Who am I to say you, Love me?

En ocasiones ella pensaba que no estaba en el sitio correcto y que nunca iba a estar donde realmente quería. 
Recordaba los días a su lado como si fueran una memoria ya demasiado lejana, la evocación de una desventura que se había marchado con el último viento del estío antepasado.

Tristeza, eso era lo que había quedado en ella después de su marcha.

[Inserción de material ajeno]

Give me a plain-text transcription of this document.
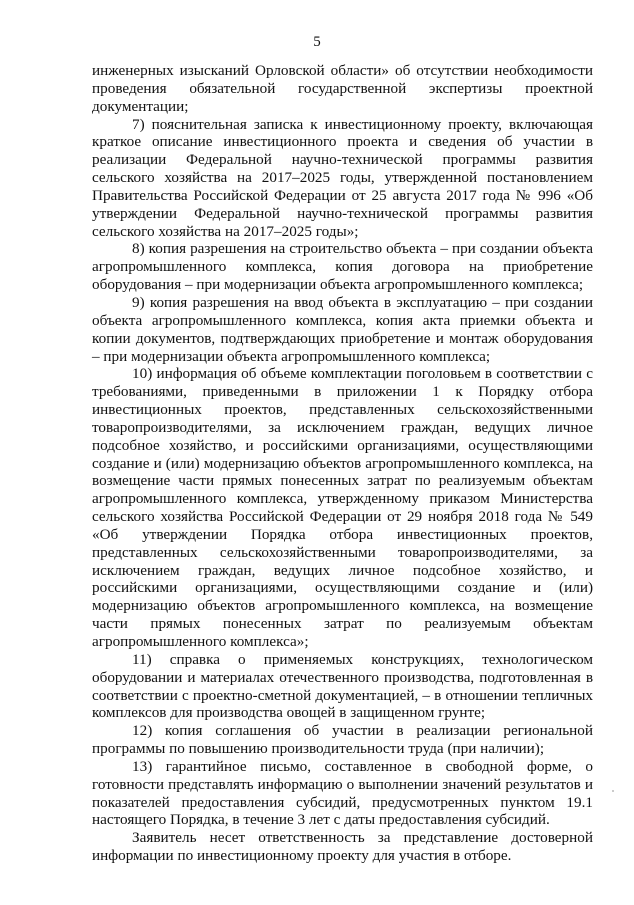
5

инженерных изысканий Орловской области» об отсутствии необходимости проведения обязательной государственной экспертизы проектной документации;

7) пояснительная записка к инвестиционному проекту, включающая краткое описание инвестиционного проекта и сведения об участии в реализации Федеральной научно-технической программы развития сельского хозяйства на 2017–2025 годы, утвержденной постановлением Правительства Российской Федерации от 25 августа 2017 года № 996 «Об утверждении Федеральной научно-технической программы развития сельского хозяйства на 2017–2025 годы»;

8) копия разрешения на строительство объекта – при создании объекта агропромышленного комплекса, копия договора на приобретение оборудования – при модернизации объекта агропромышленного комплекса;

9) копия разрешения на ввод объекта в эксплуатацию – при создании объекта агропромышленного комплекса, копия акта приемки объекта и копии документов, подтверждающих приобретение и монтаж оборудования – при модернизации объекта агропромышленного комплекса;

10) информация об объеме комплектации поголовьем в соответствии с требованиями, приведенными в приложении 1 к Порядку отбора инвестиционных проектов, представленных сельскохозяйственными товаропроизводителями, за исключением граждан, ведущих личное подсобное хозяйство, и российскими организациями, осуществляющими создание и (или) модернизацию объектов агропромышленного комплекса, на возмещение части прямых понесенных затрат по реализуемым объектам агропромышленного комплекса, утвержденному приказом Министерства сельского хозяйства Российской Федерации от 29 ноября 2018 года № 549 «Об утверждении Порядка отбора инвестиционных проектов, представленных сельскохозяйственными товаропроизводителями, за исключением граждан, ведущих личное подсобное хозяйство, и российскими организациями, осуществляющими создание и (или) модернизацию объектов агропромышленного комплекса, на возмещение части прямых понесенных затрат по реализуемым объектам агропромышленного комплекса»;

11) справка о применяемых конструкциях, технологическом оборудовании и материалах отечественного производства, подготовленная в соответствии с проектно-сметной документацией, – в отношении тепличных комплексов для производства овощей в защищенном грунте;

12) копия соглашения об участии в реализации региональной программы по повышению производительности труда (при наличии);

13) гарантийное письмо, составленное в свободной форме, о готовности представлять информацию о выполнении значений результатов и показателей предоставления субсидий, предусмотренных пунктом 19.1 настоящего Порядка, в течение 3 лет с даты предоставления субсидий.

Заявитель несет ответственность за представление достоверной информации по инвестиционному проекту для участия в отборе.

Había breves espacios de tiempo en los que se detenía frente a la parada de un autobús que le había visto partir por primera vez hace dos años, pero jamás permanecía delante de ella por mucho más tiempo del necesario, aunque sabía que totalmente innecesario era desviarse de la ruta que cada día seguía. No obstante, su corazón incurable se lo suplicaba y ella poco fuerte era para resistir un atardecer más de olvido…

Hoy era diferente.

El autobús hacía mucho que había abandonado aquella parada y ella había decidido subir en él. Era una completa estupidez, era conciente de ello, pero hoy era diferente. Su corazón latía desbocado en su pecho y un sudor frío le recorría cuello, espalda y manos.

Entonces le vio…

Fue una milésima de segundo imprevisto, no planeado.

A ella jamás le había gustado fijar un orden en sus acciones, e ir a su pueblo había sido una de aquellas decisiones que había tomado sin premeditación, y ahora se arrepentía de no haberlo hecho. Creía que su carta había expresado todo lo que en ella aún permanecía inamovible, y se ilusionó con la idea de poder hablar con él después de tantos meses porque eso era lo que realmente necesitaba.

A veces el olvido no es el mejor remedio para una tristeza tan grande cómo la suya, pero cuando el orgullo se interpone entre la sensatez y la cobardía, sale ganador, irguiéndose sobre ellos pletórico. Entonces el camino hacia el olvido es el primero que obliga a seguir, aun a sabiendas de que no es el mejor, el indicado. Pensó que debió haber sido más valiente antes y no ahora.

Hoy ya era demasiado tarde, porque el hoy seguía siendo el mañana del ayer.

Hoy era demasiado tarde gracias a su cobardía.

Hoy ella corría llorando desconsolada hacia un grupo de gente que se había acumulado en la puerta de aquella iglesia situada a unos pocos metros de distancia.

Hoy ella se culpaba por ser demasiado injusta con sus sentimientos, por estar demasiado tiempo cegándose a sí misma.

Detuvo sus pasos cuando se hubo situado entre la muchedumbre que vitoreaba y gritaba: ¡Que vivan los novios!

Y entonces volvió a verle… por última vez.

Las lágrimas corrían por sus mejillas incesantes; lágrimas que provenían de lo más hondo de su corazón roto, de su alma vacía.

Él también la vio

Sus ojos se encontraron con los de ella y por un momento quiso que aquello fuera tan sólo una pesadilla… Quiso abrir los ojos y encontrarla acostada a su lado para poder acariciar su espalda… quiso haber podido aguantar el dolor que le provocaba estar solo

Deseó con todo su corazón que ella hubiera respondido a la carta que él le había enviado hace ya algunos meses, pero no lo había hecho. En aquella milésima de segundo llegó a plantearse el ir corriendo hacia ella, pero no lo hizo, quizá por cobardía o talvez por resentimiento.

Ella también quería ir corriendo hacia sus brazos pero… ¿quién era ella para pedirle que la amara otra vez?, ¿quién era ella para exigirle respuesta a todas las preguntas que evocaba descontrolada su mente?, ¿quién era ella para decirle que, por favor, no subiera a aquella limusina blanca?

Ambos no eran nadie para pedir explicaciones, exigir un beso, una caricia, suplicar que sus deseos más profundos se hicieran realidad. Ellos no eran nadie, pero a la vez lo eran todo.

Él era el novio que se acababa de casar y ella era la muchacha desconocida que lloraba sin consuelo entre una multitud que sonreía.

Ellos eran aquellos jóvenes que hacía tan sólo dos años se habían prometido un amor que duraría por siempre jamás.
A pesar del dolor, el olvido, el engaño, la cobardía, el egoísmo… a pesar de lo que el destino escribió para ellos.